Painful? Yes. End of the World? No.
As anyone in the midst of securing an SBA loan can tell you, by its very nature it’s kind of a painful process. That process just got a bit more difficult as the partisans in Washington decided to shut down the government. In the SBA alone, somewhere around 2,100 employees were furloughed, as that organization shut down operations. And yes, it puts every loan that wasn’t processed in shutdown limbo.
It makes no sense to me why Congress would chose to do something so obviously contrary to spurring on the sputter of an economic recovery as this. Shuttering the SBA is only one of the nonsensical consequences of what happened Monday night—although I think it’s particularly inane.
Granted (and thank goodness), the SBA isn’t the only vehicle for small business owners to find the funds they need to finance their businesses. Nevertheless, it’s an important source for many. Aside from the obvious consequences of the current example of reckless governmental brinkmanship, there are a couple of others specific to small business:
- Small business confidence: Already suffering from the effects of the recession, small business owners need to have confidence that any investment in their businesses is going to reap a positive return. As long as the government seems more anxious to get in the way of economic recovery instead of facilitating it, can you blame the millions of small business owners who opt to stay the course and wait to see what happens? The childish intransigence on both sides of the aisle is the worst I’ve seen over the course of the 40+ years I’ve been a voter.
- We’re really talking about jobs: Two out of very three new jobs created in this country are created in small business. What’s more, small business is responsible for half of all the jobs. On Main Street, business growth is typically funded with debt. Shutting off any source of capital when the smallest small businesses are already struggling to find the cash they need is not the way to create jobs and encourage economic growth. Think about that the next time your representative is up for re-election.
- I’m not going to get an SBA guaranteed loan, why does this matter to me:? Last year the SBA guaranteed a little over $30 billion dollars in loans to small business. Whether or not your turn to the SBA for a loan, that’s a lot of capital to shut off. Capital that needs to come from somewhere—and for the time being won’t be coming from SBA guaranteed loans.

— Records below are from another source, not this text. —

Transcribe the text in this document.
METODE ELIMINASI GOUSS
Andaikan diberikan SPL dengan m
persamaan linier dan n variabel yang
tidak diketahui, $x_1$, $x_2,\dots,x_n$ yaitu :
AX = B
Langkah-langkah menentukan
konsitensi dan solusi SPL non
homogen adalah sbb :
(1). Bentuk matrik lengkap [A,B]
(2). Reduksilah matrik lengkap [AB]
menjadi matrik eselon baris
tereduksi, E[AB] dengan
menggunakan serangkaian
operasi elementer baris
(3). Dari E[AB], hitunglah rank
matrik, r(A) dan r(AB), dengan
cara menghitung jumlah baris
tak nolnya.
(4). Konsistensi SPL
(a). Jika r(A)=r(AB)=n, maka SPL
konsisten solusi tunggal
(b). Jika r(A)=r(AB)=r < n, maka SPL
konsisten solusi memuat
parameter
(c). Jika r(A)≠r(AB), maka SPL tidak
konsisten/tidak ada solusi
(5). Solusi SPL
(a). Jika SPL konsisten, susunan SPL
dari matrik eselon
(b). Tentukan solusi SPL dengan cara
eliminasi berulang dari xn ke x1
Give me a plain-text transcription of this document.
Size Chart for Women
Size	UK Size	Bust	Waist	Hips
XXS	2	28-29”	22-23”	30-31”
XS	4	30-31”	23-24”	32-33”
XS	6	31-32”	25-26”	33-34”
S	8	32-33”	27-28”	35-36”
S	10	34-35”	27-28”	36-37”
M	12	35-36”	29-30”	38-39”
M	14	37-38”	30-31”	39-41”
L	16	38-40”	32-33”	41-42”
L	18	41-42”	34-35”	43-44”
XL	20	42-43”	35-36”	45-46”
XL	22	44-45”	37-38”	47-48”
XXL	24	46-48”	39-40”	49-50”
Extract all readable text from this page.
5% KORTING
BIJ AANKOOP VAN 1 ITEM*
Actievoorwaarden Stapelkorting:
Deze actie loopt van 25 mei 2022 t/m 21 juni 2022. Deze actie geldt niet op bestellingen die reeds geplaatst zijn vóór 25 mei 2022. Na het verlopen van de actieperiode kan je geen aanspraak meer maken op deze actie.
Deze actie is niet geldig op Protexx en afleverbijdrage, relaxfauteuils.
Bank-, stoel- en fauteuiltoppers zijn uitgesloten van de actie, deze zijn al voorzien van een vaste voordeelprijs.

Anything that negatively impacts the ability of small business owners to obtain the funding they need is detrimental to economic growth, job growth, and the long-term viability of the very businesses that sustain our local communities. Let’s hope our “representatives?” in Washington put an end to this nonsense soon.
In the mean time, there are alternatives to the SBA for small business loans. Shutting down the SBA may be painful, but it’s not the end of the world.